Whenever three or more veneers are glued together, the product is considered plywood and is undoubtedly covered by the AD/CVD orders on plywood from China, the companies said. They are more concerned about Commerce’s circumvention finding in regard to one- or two-ply veneers shipped from China to Vietnam to be used as inputs in plywood production, they said.

Plywood consists of three or more thin layers, or “plies,” of wood veneers, which can be of differing qualities. The better outermost layer of a piece of plywood is the “face,” while the worse is the “back.” The “core” is the middle layer of plywood, and often requires extra assembly; it can be two-ply -- made of two veneers glued together -- though it isn’t always. Commerce’s circumvention inquiry only covers cores, the companies said.
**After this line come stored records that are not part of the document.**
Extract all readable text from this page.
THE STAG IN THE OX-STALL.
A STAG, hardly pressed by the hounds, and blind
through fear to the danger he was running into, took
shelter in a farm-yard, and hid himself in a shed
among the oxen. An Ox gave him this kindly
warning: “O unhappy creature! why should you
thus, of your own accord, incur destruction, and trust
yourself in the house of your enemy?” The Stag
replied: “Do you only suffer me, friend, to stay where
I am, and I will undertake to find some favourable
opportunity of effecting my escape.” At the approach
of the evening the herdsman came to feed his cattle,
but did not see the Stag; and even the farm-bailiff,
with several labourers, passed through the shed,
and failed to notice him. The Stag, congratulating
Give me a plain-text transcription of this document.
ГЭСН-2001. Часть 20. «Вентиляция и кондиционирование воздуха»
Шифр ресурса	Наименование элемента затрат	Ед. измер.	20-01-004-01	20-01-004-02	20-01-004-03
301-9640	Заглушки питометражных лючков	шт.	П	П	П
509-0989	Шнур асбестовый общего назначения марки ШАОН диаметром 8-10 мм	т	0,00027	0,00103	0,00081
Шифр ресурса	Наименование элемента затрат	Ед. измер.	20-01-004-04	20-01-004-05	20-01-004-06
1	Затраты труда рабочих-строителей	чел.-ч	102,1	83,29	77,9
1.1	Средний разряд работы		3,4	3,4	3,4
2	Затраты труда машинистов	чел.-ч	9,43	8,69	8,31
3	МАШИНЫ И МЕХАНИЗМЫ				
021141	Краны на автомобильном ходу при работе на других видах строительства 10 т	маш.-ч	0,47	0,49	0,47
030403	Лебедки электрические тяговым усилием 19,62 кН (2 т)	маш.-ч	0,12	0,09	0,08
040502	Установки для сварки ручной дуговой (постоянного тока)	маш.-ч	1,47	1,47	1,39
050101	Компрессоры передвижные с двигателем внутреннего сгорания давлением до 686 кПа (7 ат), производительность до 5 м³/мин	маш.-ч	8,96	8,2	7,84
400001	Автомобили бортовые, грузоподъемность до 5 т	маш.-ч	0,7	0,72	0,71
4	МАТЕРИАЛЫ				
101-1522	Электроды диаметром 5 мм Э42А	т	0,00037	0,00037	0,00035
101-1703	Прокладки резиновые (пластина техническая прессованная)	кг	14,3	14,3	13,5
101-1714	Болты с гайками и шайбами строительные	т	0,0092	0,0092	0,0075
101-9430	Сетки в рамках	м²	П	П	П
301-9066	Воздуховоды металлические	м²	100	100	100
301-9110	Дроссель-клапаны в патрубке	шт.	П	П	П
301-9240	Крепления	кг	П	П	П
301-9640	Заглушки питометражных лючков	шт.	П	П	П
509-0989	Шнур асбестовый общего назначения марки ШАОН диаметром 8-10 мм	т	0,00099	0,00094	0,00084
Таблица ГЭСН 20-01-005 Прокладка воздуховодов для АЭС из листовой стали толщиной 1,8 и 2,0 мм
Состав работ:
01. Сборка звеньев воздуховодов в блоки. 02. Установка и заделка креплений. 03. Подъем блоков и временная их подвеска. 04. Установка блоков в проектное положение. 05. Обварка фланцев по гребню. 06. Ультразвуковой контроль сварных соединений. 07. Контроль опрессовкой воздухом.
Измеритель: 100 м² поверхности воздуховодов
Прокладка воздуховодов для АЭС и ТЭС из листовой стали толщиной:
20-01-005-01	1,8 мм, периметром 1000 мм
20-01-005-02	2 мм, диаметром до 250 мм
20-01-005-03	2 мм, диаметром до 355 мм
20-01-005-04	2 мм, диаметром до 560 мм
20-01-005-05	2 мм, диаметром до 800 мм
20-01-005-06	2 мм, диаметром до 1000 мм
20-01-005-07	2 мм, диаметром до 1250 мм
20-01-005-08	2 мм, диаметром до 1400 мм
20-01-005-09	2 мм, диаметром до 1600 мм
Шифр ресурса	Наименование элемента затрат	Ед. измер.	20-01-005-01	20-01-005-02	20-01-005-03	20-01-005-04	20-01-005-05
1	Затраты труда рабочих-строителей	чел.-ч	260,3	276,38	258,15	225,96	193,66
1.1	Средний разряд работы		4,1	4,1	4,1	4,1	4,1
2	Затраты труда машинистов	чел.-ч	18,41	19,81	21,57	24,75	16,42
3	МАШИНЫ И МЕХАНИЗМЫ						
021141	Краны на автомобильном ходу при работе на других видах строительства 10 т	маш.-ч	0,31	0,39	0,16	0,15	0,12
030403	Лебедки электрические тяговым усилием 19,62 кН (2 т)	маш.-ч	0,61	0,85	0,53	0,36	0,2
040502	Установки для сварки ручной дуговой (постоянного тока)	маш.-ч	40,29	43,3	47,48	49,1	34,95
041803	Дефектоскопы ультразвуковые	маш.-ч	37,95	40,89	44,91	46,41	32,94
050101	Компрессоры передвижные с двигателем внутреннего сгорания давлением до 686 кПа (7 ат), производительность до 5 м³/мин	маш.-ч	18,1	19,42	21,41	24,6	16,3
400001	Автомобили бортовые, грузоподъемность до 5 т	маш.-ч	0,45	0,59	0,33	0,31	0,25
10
The department said that plywood made up of face veneers, back veneers and finished or unfinished cores from China are covered by the orders, and importation of most represented circumvention. It also determined that certain products that only consisted of cores from China, with face and back veneers coming from Vietnam or a third country, were likewise subject to the orders, though it didn't find they circumvented AD/CVD.

“The question is therefore whether individual veneer or two-ply used in Vietnamese production of plywood could -- even hypothetically -- circumvent the Orders on hardwood plywood from China,” they said. “The answer is ‘no.’”

Two-ply is not as stable as finished plywood and cannot be used in construction, the companies said.

The companies named a number of issues they said they had seen in the course of Commerce’s investigation, which began in 2016. The department's fact-finding “consisted of about six pages of questions and a few excel charts over eight months,” they said, and no mandatory respondent was ever named. Commerce used the record of exporter Vietnam Finewood gathered for the original scope inquiry, they said; Vietnam Finewood was dissolved the following year, they said.

They said Commerce instead relied “extensively” on “hypothetical” data that had been submitted by the petitioner in the initial investigation on hardwood plywood from China -- the Coalition for Fair Trade in Hardwood Plywood -- "rather than collect actual information from participating respondents."

“This is shown in Commerce’s summary of its circumvention determination in its Final Issues and Decision Memorandum, where Commerce cites almost exclusively to the Coalition’s submissions in support of its findings,” they said.

The importers and exporters bringing the motion are consolidated plaintiffs American Woodmark, Del Valle Kahman & Company, Ike Trading Company, Pittsburgh Forest Products, Panoply Wood Products USA , American Pacific Plywood, Eagle Industries Company, Golden Bridge Industries, Lechenwood Viet Nam Company, Arrow Forest International, Her Hui Wood, Vietnam Zhongjia Wood Company, Long LUU Plywood Production, and TEKCOM. Shelter Forest International Acquisition is the plaintiff, and Greatriver Wood is another consolidated plaintiff (see 2307260077). The Coalition for Fair Trade in Hardwood Plywood intervened as a defendant with the U.S.